1. Characterized in that the polyurethane prepolymer comprises a diisocyanate mixture comprising from 1 to 5 mol% of 2,4'-MDI, the capping ratio is from 1.6 to 2.0, and the secondary polymer has a solids content of from 32 to 38 wt% Polyurethane urea elastic yarn with good toughness.
2. The polyurethane-urea elastic yarn according to claim 1, wherein the rate of turbidity increase per hour of the secondary polymer is 0.05 to 0.20 NTU / hr.
3. The polyurethane-urea elastic yarn according to claim 1, wherein the toughness of the elastic yarn is 200 g * cm or more.
4. The polyurethane-urea elastic yarn according to claim 1, wherein the elastic yarn has a heat resistance of 45% or more.

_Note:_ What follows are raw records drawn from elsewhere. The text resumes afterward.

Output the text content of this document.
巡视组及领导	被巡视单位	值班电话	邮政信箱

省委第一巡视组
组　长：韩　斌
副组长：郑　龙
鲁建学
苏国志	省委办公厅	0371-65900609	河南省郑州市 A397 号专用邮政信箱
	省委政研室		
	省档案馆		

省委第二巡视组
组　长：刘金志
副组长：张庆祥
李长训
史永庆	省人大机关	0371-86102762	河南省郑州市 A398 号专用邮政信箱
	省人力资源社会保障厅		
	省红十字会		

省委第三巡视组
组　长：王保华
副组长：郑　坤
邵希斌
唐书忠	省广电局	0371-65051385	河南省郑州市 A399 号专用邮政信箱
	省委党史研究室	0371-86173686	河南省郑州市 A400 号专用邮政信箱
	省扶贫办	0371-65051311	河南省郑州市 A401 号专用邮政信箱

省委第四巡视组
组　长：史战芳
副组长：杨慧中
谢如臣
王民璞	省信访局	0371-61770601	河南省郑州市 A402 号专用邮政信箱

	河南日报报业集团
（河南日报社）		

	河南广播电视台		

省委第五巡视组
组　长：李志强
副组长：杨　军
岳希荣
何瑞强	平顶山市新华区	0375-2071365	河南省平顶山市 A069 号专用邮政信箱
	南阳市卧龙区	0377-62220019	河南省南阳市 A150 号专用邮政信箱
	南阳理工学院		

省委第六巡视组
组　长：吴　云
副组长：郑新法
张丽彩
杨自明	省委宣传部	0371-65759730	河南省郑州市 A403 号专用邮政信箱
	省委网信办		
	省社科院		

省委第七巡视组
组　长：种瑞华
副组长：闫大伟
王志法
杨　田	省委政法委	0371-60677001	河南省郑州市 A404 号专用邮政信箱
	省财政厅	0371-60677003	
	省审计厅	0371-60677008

5. Contacting the diisocyanate mixture comprising 1 to 5 mol% of polyol and 2,4'-MDI with a capping ratio of 1.6 to 2.0 to produce a polyurethane prepolymer; Adding a solvent to the prepolymer, contacting the polymer with a diamine chain extender and an amine chain terminator to prepare a second polymer having a solid content of 32 to 38% by weight; And preparing a polyurethane-urea elastic yarn by spinning the second polymerizate. The method for producing a polyurethane-urea elastic yarn having good toughness.
6. 6. The process for producing a polyurethane-urea elastic yarn according to claim 5, wherein the rate of turbidity increase per hour of the second polymer is 0.05 to 0.20 NTU / hr.
7. 6. The method for producing a polyurethane-urea elastic yarn according to claim 5, wherein the toughness of the elastic yarn is 200 g * cm or more.
8. The method for producing a polyurethane-urea elastic yarn according to claim 5, wherein the heat resistance of the elastic yarn is 45% or more.
9. A mixed knit fabric excellent in knitting workability under high rpm and high DR conditions including the polyurethaneurea elastic yarn of any one of claims 1 to 4.
10. A mixed knit fabric excellent in knitting workability under high rpm and high DR conditions including the polyurethane-urea elastic yarn by the production method of any one of claims 5 to 8.